Lastly, the movie contains a surprising amount of continuity snafus that, while not exactly being the end of the world, is still sort of annoying; Why would Will Turner start going all seaweedy if he’s following the rules of the Flying Dutchman? If Jack first became a captain due to the deal he made with Davey Jones, then how to we explain him taking command of a ship to defeat Salazar in his youth? And why does a noticably squidded up Davey Jones show up in the post credits sequence if all the curses are lifted?
However, as irksome as some of these issues are, it’s certainly the most fun the franchise has been in a while and a big reason for that is Javier Bardem’s awesomely eerie Captian Salazar who ranks up some kick-ass character tics while his hair and clothes drift around him like he’s still underwater. Rolling out the “R’s” in Sparrow like his life depended on it and using his duel cutlasses as crutches, his crew are similarly all missing vital parts of their anatomy and they even utilise some dead wildlife such as a trio of zombie sharks (fricking zombie sharks, people!).

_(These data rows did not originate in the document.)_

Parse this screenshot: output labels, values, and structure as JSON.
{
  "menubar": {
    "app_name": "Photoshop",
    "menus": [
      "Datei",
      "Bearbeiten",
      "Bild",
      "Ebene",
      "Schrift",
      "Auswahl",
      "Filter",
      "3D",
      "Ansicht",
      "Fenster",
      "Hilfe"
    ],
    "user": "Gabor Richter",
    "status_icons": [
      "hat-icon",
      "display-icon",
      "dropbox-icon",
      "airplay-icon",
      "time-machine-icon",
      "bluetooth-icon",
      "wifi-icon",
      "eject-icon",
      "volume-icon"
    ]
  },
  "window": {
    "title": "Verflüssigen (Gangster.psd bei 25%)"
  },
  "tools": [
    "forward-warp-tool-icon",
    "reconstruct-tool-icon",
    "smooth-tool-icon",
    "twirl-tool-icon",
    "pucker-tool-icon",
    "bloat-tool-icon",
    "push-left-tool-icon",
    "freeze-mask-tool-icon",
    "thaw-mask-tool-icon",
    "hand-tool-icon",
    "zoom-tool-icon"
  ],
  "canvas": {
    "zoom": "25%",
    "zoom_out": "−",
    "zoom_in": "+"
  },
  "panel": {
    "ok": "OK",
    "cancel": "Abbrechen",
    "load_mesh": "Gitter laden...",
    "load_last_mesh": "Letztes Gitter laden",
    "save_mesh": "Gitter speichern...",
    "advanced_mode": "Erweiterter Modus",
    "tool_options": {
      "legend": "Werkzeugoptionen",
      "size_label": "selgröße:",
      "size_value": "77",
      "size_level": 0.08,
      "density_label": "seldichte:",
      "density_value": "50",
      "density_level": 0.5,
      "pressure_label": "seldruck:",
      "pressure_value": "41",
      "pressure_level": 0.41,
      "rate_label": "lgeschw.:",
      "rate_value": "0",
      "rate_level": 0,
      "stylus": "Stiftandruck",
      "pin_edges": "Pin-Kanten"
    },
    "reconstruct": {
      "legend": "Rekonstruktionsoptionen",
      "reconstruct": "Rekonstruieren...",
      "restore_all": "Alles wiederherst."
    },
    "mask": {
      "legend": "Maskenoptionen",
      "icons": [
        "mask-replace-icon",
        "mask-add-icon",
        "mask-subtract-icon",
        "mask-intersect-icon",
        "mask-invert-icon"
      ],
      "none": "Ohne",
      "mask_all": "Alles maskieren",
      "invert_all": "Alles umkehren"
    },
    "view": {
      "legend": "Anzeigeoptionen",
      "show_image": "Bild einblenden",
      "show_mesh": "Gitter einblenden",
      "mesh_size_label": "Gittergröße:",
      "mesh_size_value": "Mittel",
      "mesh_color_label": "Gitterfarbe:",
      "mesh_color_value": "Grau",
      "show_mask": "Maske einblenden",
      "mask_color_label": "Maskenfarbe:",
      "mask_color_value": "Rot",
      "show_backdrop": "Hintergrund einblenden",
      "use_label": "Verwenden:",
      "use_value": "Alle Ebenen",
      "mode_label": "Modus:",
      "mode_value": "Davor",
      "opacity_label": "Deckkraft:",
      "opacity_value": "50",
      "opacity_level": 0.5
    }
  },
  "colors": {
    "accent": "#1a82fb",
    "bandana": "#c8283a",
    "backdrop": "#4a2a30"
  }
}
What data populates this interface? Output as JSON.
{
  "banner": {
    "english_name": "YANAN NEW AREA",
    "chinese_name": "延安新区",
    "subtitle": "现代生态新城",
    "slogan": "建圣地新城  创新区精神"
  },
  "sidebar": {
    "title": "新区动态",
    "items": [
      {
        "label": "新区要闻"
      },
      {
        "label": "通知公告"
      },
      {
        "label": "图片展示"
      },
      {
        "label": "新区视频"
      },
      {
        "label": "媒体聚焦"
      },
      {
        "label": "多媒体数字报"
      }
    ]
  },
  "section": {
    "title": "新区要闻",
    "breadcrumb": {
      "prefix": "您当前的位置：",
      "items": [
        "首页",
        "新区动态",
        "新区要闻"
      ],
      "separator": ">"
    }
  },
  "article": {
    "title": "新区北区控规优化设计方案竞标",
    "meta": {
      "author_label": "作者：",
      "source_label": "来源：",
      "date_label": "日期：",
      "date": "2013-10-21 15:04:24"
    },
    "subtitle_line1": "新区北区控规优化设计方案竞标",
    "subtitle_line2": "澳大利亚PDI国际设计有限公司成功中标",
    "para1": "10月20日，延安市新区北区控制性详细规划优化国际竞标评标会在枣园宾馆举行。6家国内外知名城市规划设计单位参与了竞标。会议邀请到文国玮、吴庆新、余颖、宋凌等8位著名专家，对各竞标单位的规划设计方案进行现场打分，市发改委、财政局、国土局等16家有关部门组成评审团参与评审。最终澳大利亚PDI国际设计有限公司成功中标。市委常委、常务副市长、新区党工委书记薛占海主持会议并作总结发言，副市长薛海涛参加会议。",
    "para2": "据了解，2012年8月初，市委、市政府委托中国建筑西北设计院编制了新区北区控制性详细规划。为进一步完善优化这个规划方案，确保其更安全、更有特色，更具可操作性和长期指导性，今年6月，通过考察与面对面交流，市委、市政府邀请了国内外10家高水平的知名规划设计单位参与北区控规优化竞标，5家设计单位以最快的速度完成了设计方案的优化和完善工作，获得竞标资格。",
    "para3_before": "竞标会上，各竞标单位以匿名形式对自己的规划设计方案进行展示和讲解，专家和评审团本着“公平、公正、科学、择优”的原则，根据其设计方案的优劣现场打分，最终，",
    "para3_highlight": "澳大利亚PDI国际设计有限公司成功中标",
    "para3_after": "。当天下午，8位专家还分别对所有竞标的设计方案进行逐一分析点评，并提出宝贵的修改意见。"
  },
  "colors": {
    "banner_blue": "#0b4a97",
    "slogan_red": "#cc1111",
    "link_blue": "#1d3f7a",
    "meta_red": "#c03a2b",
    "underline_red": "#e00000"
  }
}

Additionally, Kaya Scodelario is an admirably tough female lead and the cherry picking of various comedy characters such as Kevin McNally’s Mister Gibbs and Stephen Graham’s Scrum from the previous movies proves to be very welcome and it even balances out some of the stuff that doesn’t work such as the matter of Carina’s parentage which, in a film populated with sea splitting tridents, zombie seagulls and a cameo by Paul McCartney, ultimately proves to be the toughest pill to swallow.
Considering that Depp’s most harrowing adventures may have been that of his recent court appearances, it seems that the voyages of Jack Sparrow may finally be at an end, but at least it ends on a relative up note as, like a life raft, it bobs happily around the C level.